Cover of Anti-Slavery Booklet Published in Utica
Devereux Street: Wesley Baily and the Abolitionist Press in Oneida County
“… newspapers, by and large, played the most critical role in the effort to change public opinion in favor of emancipation.”
"To Reach the People with Abolition Doctrines': The Antislavery Press and the American Civil War." by R.J.M. Blackett
Oneida County experienced a proliferation of abolitionist literature in the 1830s, especially newspapers. Wesley Bailey published one of Oneida County’s abolitionist newspapers, The Liberty Press. His office was located on Devereux Street in Utica. He was also an underground railroad stationmaster, once guiding 2 freedom seekers from Utica to nearby Paris Hill.
The outpouring of anti-slavery literature in Oneida County reflected the explosion of Abolitionist Movement literature across the North, beginning with William Lloyd Garrison’s publication of The Liberator in 1831. Widespread literacy, cheap printing costs, and improved means of communication (the Erie Canal, proliferation of roads, steam propulsion, and after the 1840s, telegraph and railroads) created a vast and news-hungry readership. In 1817 Oneida County had 13 printers; by 1848 there were 68.

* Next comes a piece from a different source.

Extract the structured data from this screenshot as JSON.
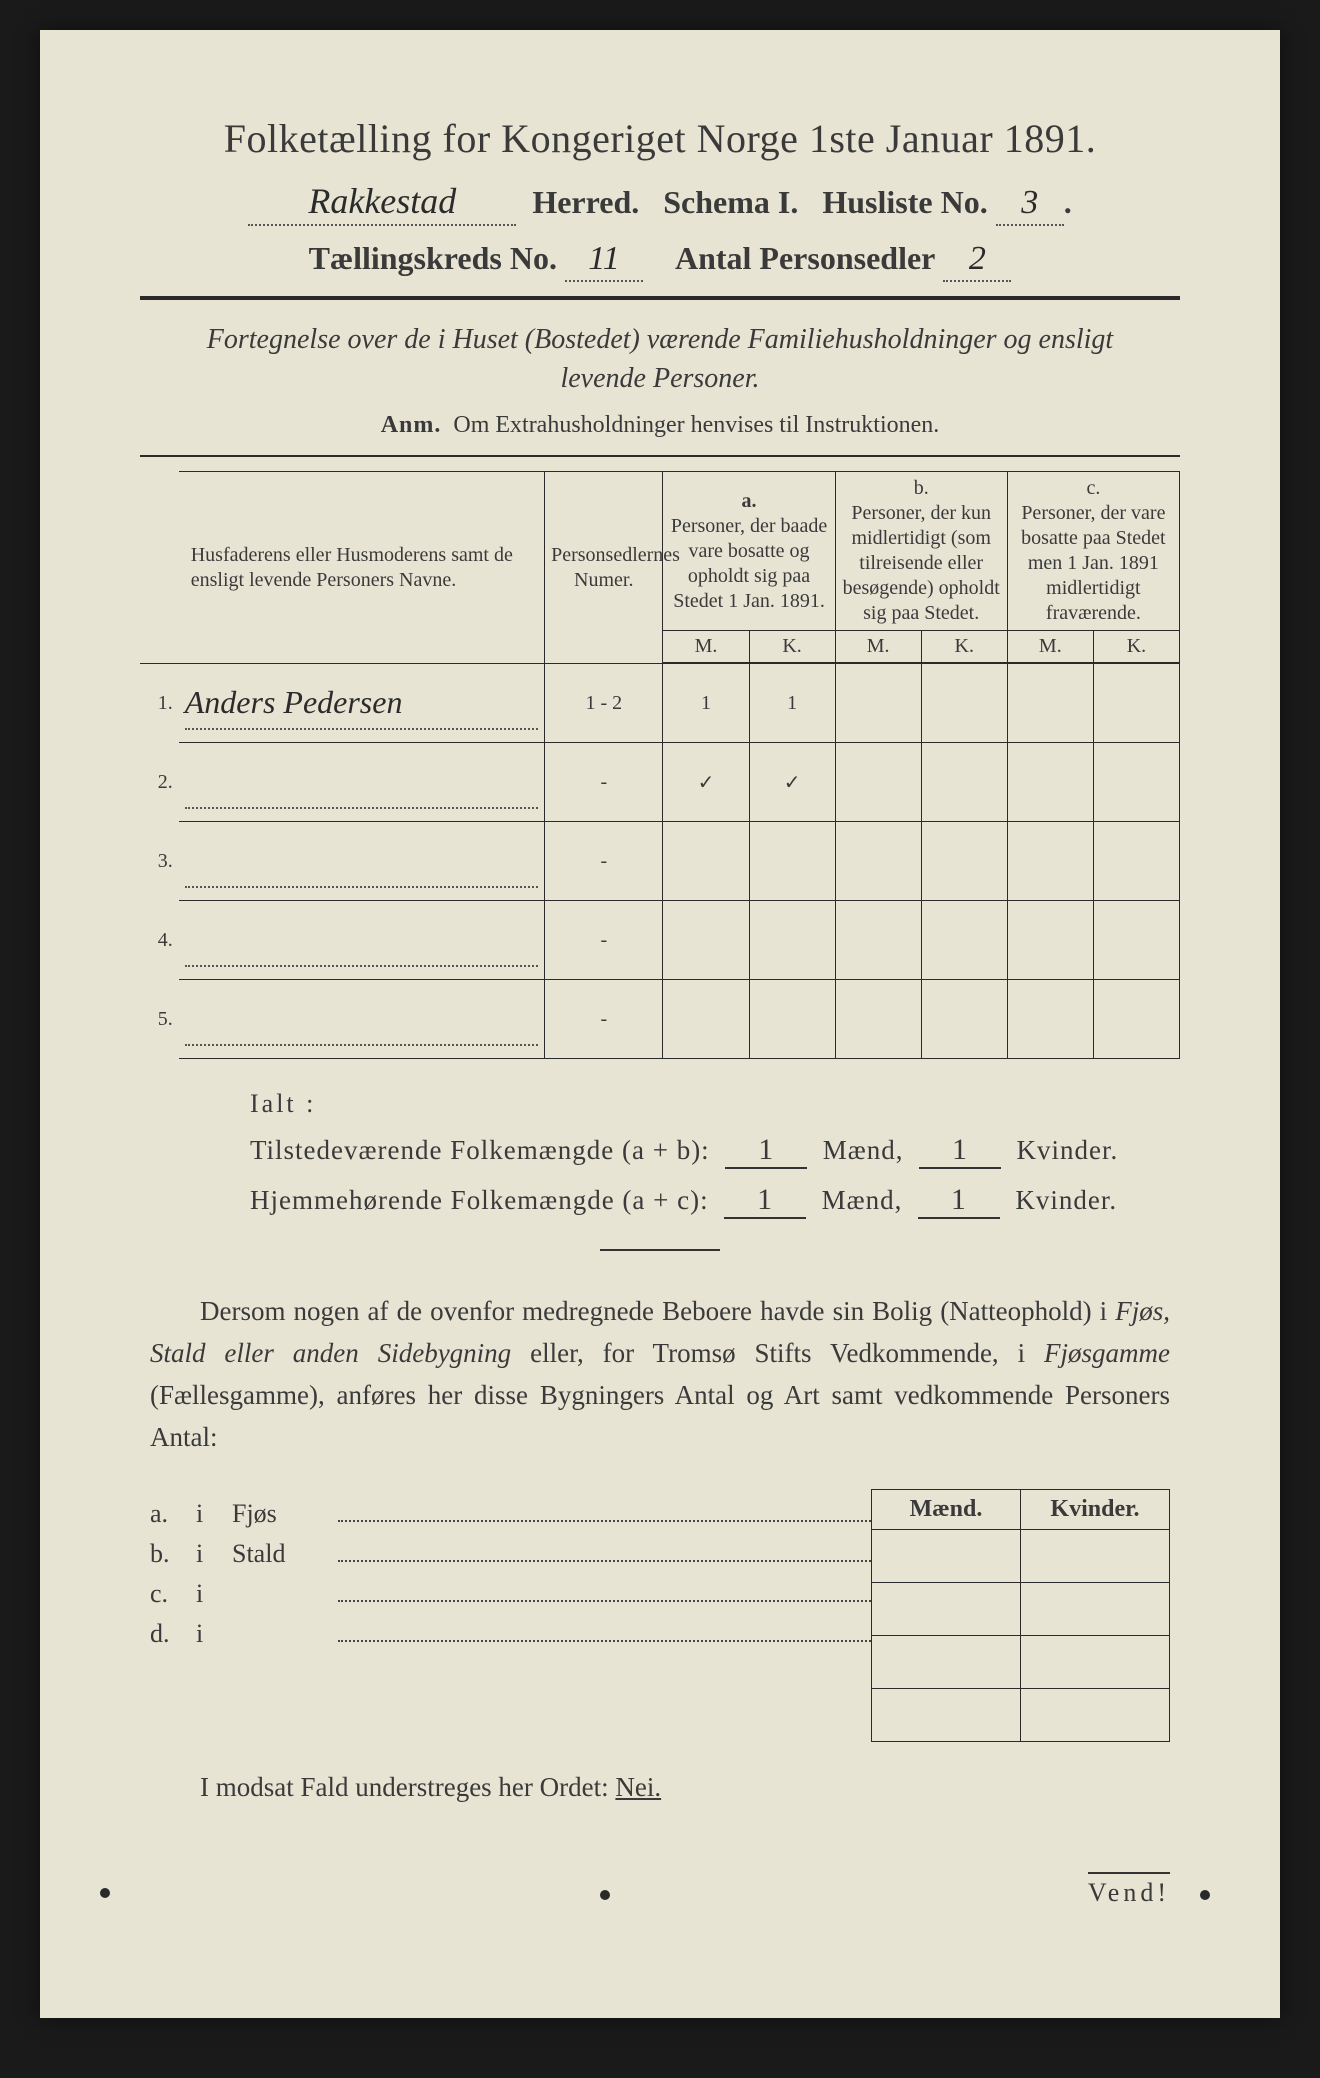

The Abolitionist Movement’s “literature campaign” soon flooded the public with printed material of all types, and especially newspapers. Newspapers were particularly important. They had become cheap enough to be purchased by the general public, and they were widely distributed across the North. Abolitionists bombarded Congress with thousands of anti-slavery petitions. This outpouring of anti-slavery literature helped to create a more unified Abolitionist Movement, and forced the slavery question into wider national debate.
Oneida County abolitionists published mountain of anti-slavery literature of all sorts after 1830: books, circulars, posters, tracts, sermons, meeting announcements, petitions, as well as newspapers. At least 9 anti-slavery newspapers were published in Oneida County before the Civil War, including 3 in Welsh: Y Dyngarwr (The Philanthropist), Y Detholydd (The Chosen, and Y Cenhadwr Americanydd (The American Missionary.) Steuben’s Rev. Robert Everett received permission from Harriet Beecher Stowe to print Uncle Tom’s Cabin in Welsh. Utica’s William Goodell published The Friend of Man, the official newspaper of the New York Anti-Slavery Society. Utica’s Standard and Democrat was destroyed by an anti-abolitionist mob. The Anti-Slavery Lecturer was another Utica newspaper. And Wesley Baily published The Liberty Press on Devereux Street. The anti-slavery press in Rome included The Rome Excelsior and The Rome Citizen.
Uncle Tom's Cabin in Welsh
The flood of abolitionist literature provoked strong opposition among many Northerners, where anti-abolitionist feelings often ran high. Mobs assaulted abolitionist activists and destroyed anti-slavery newspaper presses. Indeed, Utica’s Democrat and Standard (1,000 subscribers in the 1830s) was destroyed by a mob after the Utica Riot of 1835, because of its abolitionist leanings. Slaveholding states strictly forbade abolitionist literature. Those in possession were severely punished, especially if they were enslaved. Southern US post offices refused to distribute anti-slavery literature. Abolitionists sent thousands of anti-slavery petitions to Congress, which constantly forced the issue into public discourse. In 1836 Congress imposed The Gag Rule, refusing to accept any petitions and thus choking off all debates about slavery. It was rescinded in 1844.
1937 Petition from the Town of Marshall Protesting the Annexation of Texas as a Slave state
Literature published in Oneida County had a large national readership because of the Erie Canal and, after the 1840s, railroads and telegraph as well. Widespread black and white literacy meant a readership hungry for information. Tudor Grant was the local agent for Freedom’s Journal, the first black-owned newspaper in America 1828, indicating the high rate of literacy and interest among the county’s African Americans. A literature repository at 131 Genesee Street in Utica helped to keep people informed about Abolitionist Movement activity elsewhere.